How does Dreaming work in Claude Agents? +

Dreaming is a scheduled background process that reviews up to 100 past sessions and the existing memory store. It removes duplicates, identifies recurring mistakes and workflows and builds a curated memory while preserving the original transcripts. Supported models are Claude Opus 4.7 and Sonnet 4.6, billed via standard API tokens.

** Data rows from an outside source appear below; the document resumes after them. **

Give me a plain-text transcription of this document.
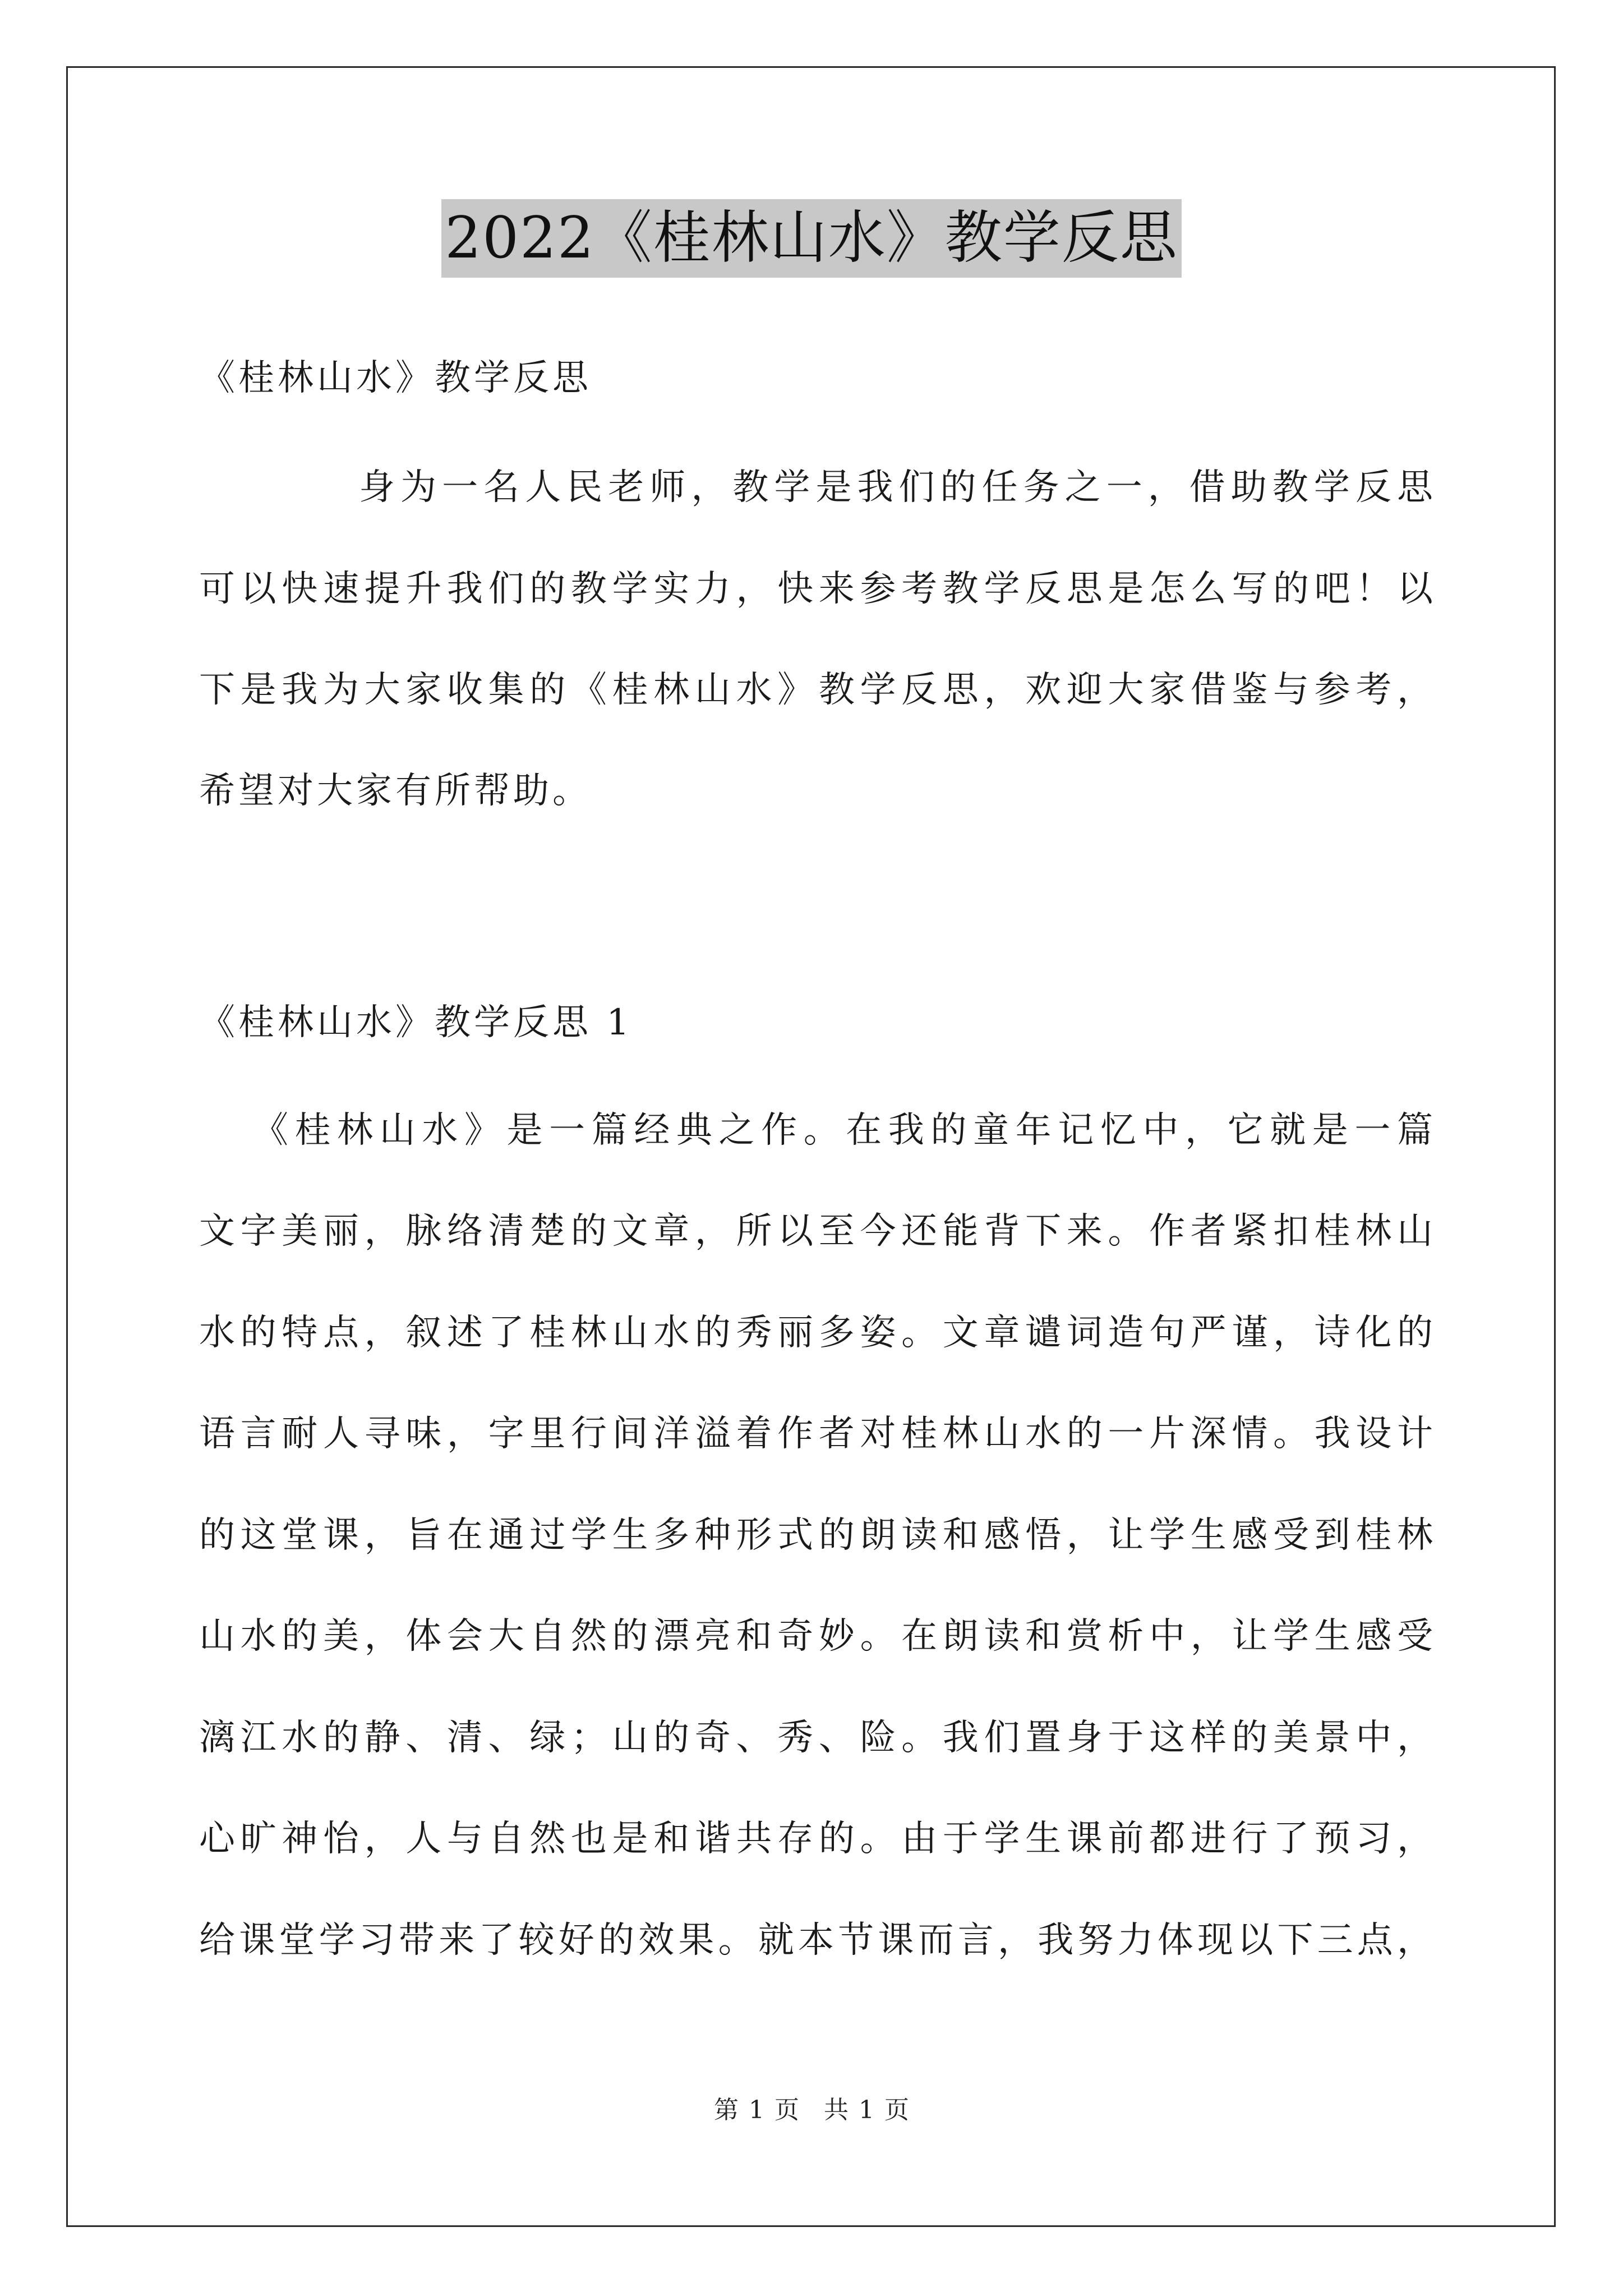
2022《桂林山水》教学反思
《桂林山水》教学反思
身为一名人民老师，教学是我们的任务之一，借助教学反思
可以快速提升我们的教学实力，快来参考教学反思是怎么写的吧！以
下是我为大家收集的《桂林山水》教学反思，欢迎大家借鉴与参考，
希望对大家有所帮助。
《桂林山水》教学反思 1
《桂林山水》是一篇经典之作。在我的童年记忆中，它就是一篇
文字美丽，脉络清楚的文章，所以至今还能背下来。作者紧扣桂林山
水的特点，叙述了桂林山水的秀丽多姿。文章谴词造句严谨，诗化的
语言耐人寻味，字里行间洋溢着作者对桂林山水的一片深情。我设计
的这堂课，旨在通过学生多种形式的朗读和感悟，让学生感受到桂林
山水的美，体会大自然的漂亮和奇妙。在朗读和赏析中，让学生感受
漓江水的静、清、绿；山的奇、秀、险。我们置身于这样的美景中，
心旷神怡，人与自然也是和谐共存的。由于学生课前都进行了预习，
给课堂学习带来了较好的效果。就本节课而言，我努力体现以下三点，
第 1 页　共 1 页
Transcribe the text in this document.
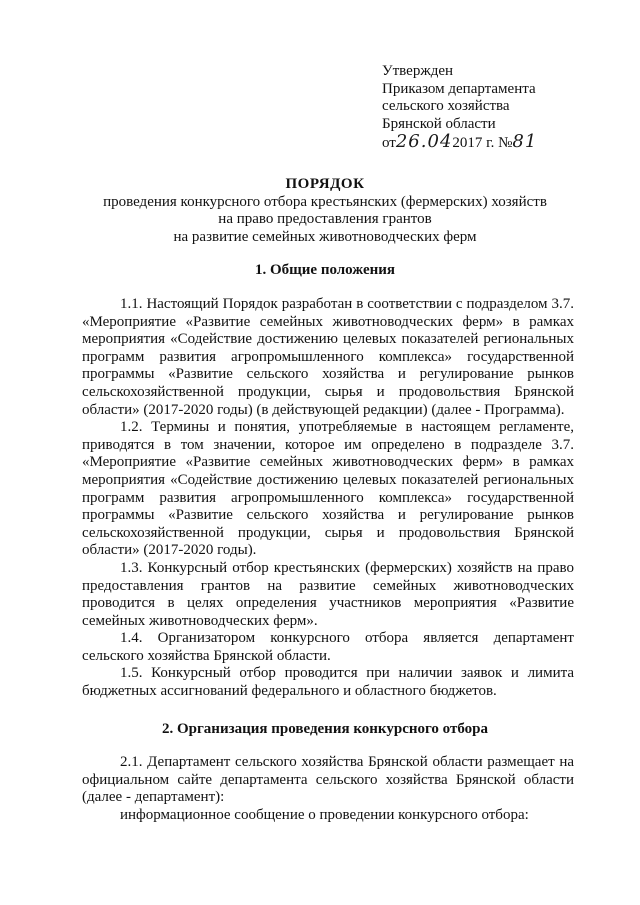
Утвержден
Приказом департамента
сельского хозяйства
Брянской области
от26.042017 г. №81
ПОРЯДОК
проведения конкурсного отбора крестьянских (фермерских) хозяйств
на право предоставления грантов
на развитие семейных животноводческих ферм
1. Общие положения

1.1. Настоящий Порядок разработан в соответствии с подразделом 3.7. «Мероприятие «Развитие семейных животноводческих ферм» в рамках мероприятия «Содействие достижению целевых показателей региональных программ развития агропромышленного комплекса» государственной программы «Развитие сельского хозяйства и регулирование рынков сельскохозяйственной продукции, сырья и продовольствия Брянской области» (2017-2020 годы) (в действующей редакции) (далее - Программа).

1.2. Термины и понятия, употребляемые в настоящем регламенте, приводятся в том значении, которое им определено в подразделе 3.7. «Мероприятие «Развитие семейных животноводческих ферм» в рамках мероприятия «Содействие достижению целевых показателей региональных программ развития агропромышленного комплекса» государственной программы «Развитие сельского хозяйства и регулирование рынков сельскохозяйственной продукции, сырья и продовольствия Брянской области» (2017-2020 годы).

1.3. Конкурсный отбор крестьянских (фермерских) хозяйств на право предоставления грантов на развитие семейных животноводческих проводится в целях определения участников мероприятия «Развитие семейных животноводческих ферм».

1.4. Организатором конкурсного отбора является департамент сельского хозяйства Брянской области.

1.5. Конкурсный отбор проводится при наличии заявок и лимита бюджетных ассигнований федерального и областного бюджетов.

2. Организация проведения конкурсного отбора

2.1. Департамент сельского хозяйства Брянской области размещает на официальном сайте департамента сельского хозяйства Брянской области (далее - департамент):

информационное сообщение о проведении конкурсного отбора:
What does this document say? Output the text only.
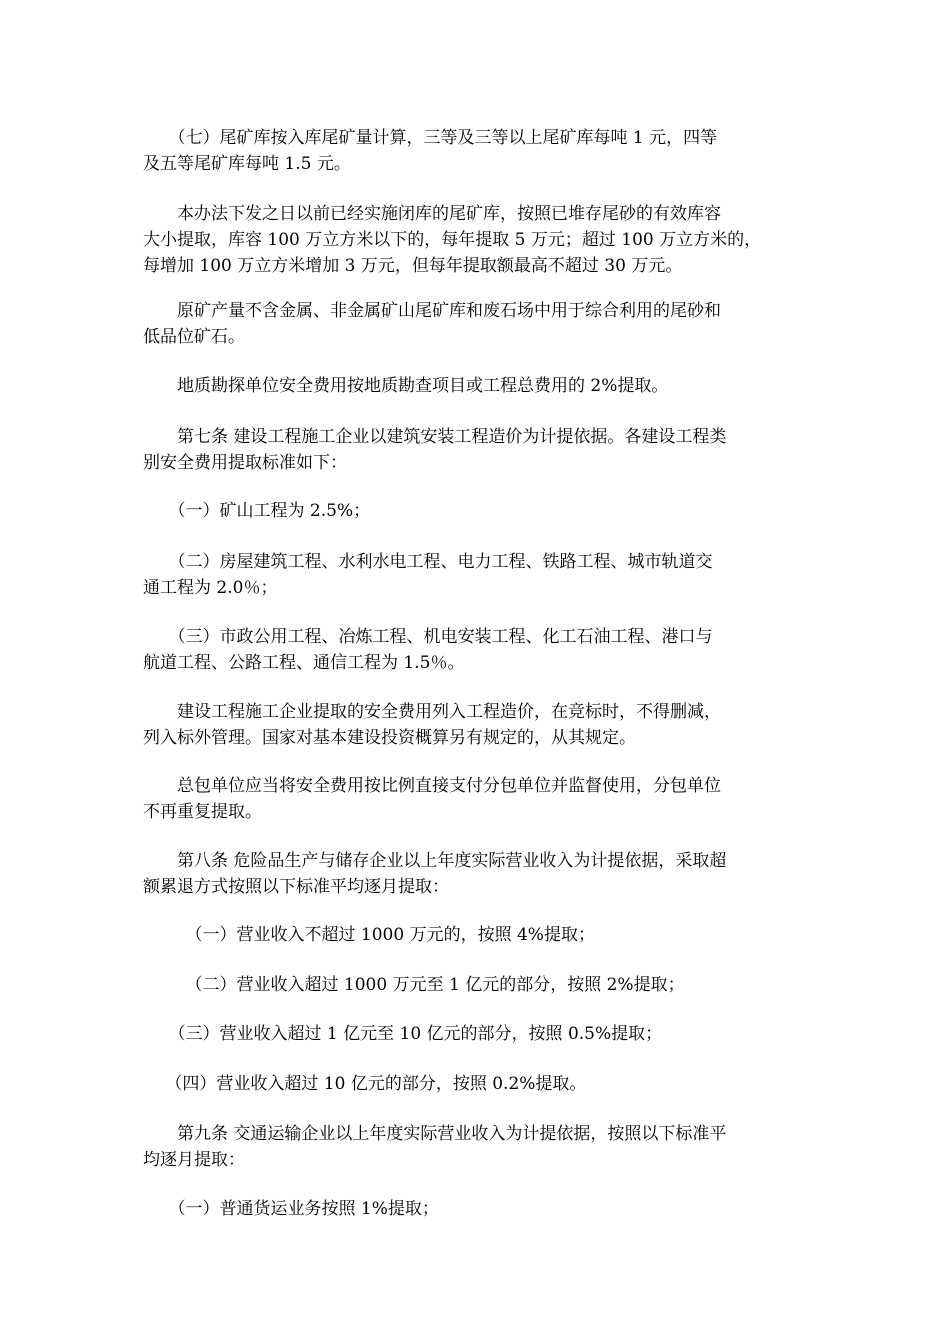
　　（七）尾矿库按入库尾矿量计算，三等及三等以上尾矿库每吨 1 元，四等
及五等尾矿库每吨 1.5 元。

　　本办法下发之日以前已经实施闭库的尾矿库，按照已堆存尾砂的有效库容
大小提取，库容 100 万立方米以下的，每年提取 5 万元；超过 100 万立方米的，
每增加 100 万立方米增加 3 万元，但每年提取额最高不超过 30 万元。

　　原矿产量不含金属、非金属矿山尾矿库和废石场中用于综合利用的尾砂和
低品位矿石。

　　地质勘探单位安全费用按地质勘查项目或工程总费用的 2%提取。

　　第七条 建设工程施工企业以建筑安装工程造价为计提依据。各建设工程类
别安全费用提取标准如下：

　　（一）矿山工程为 2.5%；

　　（二）房屋建筑工程、水利水电工程、电力工程、铁路工程、城市轨道交
通工程为 2.0％；

　　（三）市政公用工程、冶炼工程、机电安装工程、化工石油工程、港口与
航道工程、公路工程、通信工程为 1.5％。

　　建设工程施工企业提取的安全费用列入工程造价，在竞标时，不得删减，
列入标外管理。国家对基本建设投资概算另有规定的，从其规定。

　　总包单位应当将安全费用按比例直接支付分包单位并监督使用，分包单位
不再重复提取。

　　第八条 危险品生产与储存企业以上年度实际营业收入为计提依据，采取超
额累退方式按照以下标准平均逐月提取：

　　　（一）营业收入不超过 1000 万元的，按照 4%提取；

　　　（二）营业收入超过 1000 万元至 1 亿元的部分，按照 2%提取；

　　（三）营业收入超过 1 亿元至 10 亿元的部分，按照 0.5%提取；

　 （四）营业收入超过 10 亿元的部分，按照 0.2%提取。

　　第九条 交通运输企业以上年度实际营业收入为计提依据，按照以下标准平
均逐月提取：

　　（一）普通货运业务按照 1%提取；
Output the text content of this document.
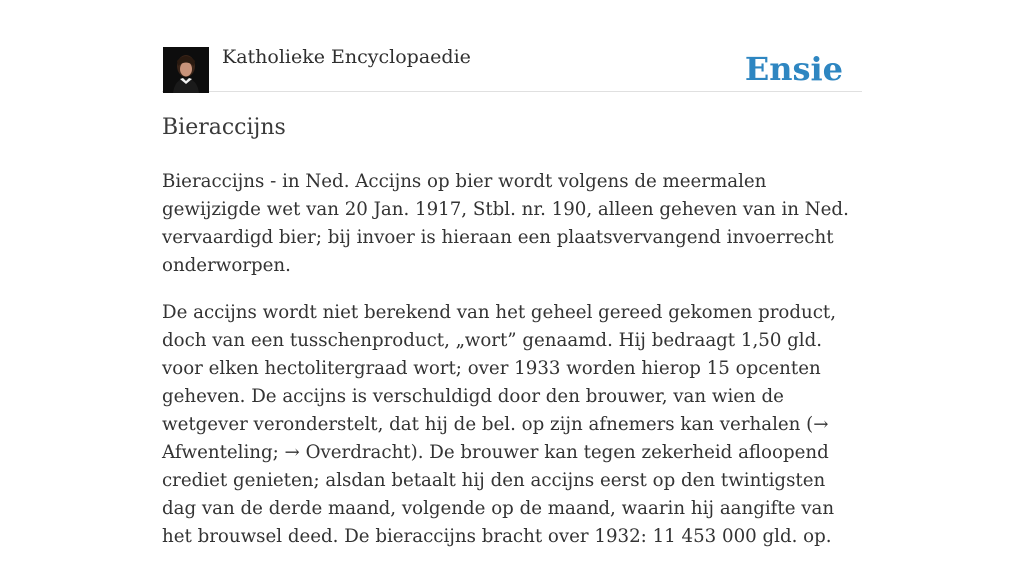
Katholieke Encyclopaedie	Ensie
Bieraccijns

Bieraccijns - in Ned. Accijns op bier wordt volgens de meermalen gewijzigde wet van 20 Jan. 1917, Stbl. nr. 190, alleen geheven van in Ned. vervaardigd bier; bij invoer is hieraan een plaatsvervangend invoerrecht onderworpen.

De accijns wordt niet berekend van het geheel gereed gekomen product, doch van een tusschenproduct, „wort” genaamd. Hij bedraagt 1,50 gld. voor elken hectolitergraad wort; over 1933 worden hierop 15 opcenten geheven. De accijns is verschuldigd door den brouwer, van wien de wetgever veronderstelt, dat hij de bel. op zijn afnemers kan verhalen (→ Afwenteling; → Overdracht). De brouwer kan tegen zekerheid afloopend crediet genieten; alsdan betaalt hij den accijns eerst op den twintigsten dag van de derde maand, volgende op de maand, waarin hij aangifte van het brouwsel deed. De bieraccijns bracht over 1932: 11 453 000 gld. op.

Are Claude Managed Agents GDPR compliant? +

Direct Claude Managed Agents run only on Anthropic infrastructure in the United States. For GDPR-bound workloads two EU options exist: AWS Bedrock AgentCore in eu-central-1 Frankfurt with native managed orchestration, or Google Vertex AI in europe-west3 Frankfurt, where orchestration must be built yourself. Both options carry a 10 to 25 percent price premium over direct Anthropic usage.

How many subagents does Multiagent Orchestration support? +

A lead agent can coordinate up to 20 distinct subagent types, each with its own model, prompt and toolset. Up to 25 parallel threads run simultaneously and subagents share a common filesystem. The model is single level, so there are no sub-orchestrators and no recursive delegation.

What risks come with multiagent setups? +

Memory poisoning can persist across sessions and shape future agent behaviour. Cascading failures propagate across agent boundaries. Goal hijacking and tool misuse appear in the OWASP Top 10 for agentic applications 2026. A single agent often holds credentials for multiple systems, turning one compromise into multi-system damage. The EU AI Act does not yet define agentic systems explicitly, so accountability in multi-agent setups remains legally unclear.

What does Outcomes deliver in practice? +

In Anthropic's internal tests Outcomes delivers up to 10 percentage points higher task success. On docx generation it is plus 8.4 percent, on pptx plus 10.1 percent. The separate grader uses its own context window and avoids the reasoning bias that classic self-evaluation introduces. Wisedocs cuts medical document review time by 50 percent while maintaining team quality standards.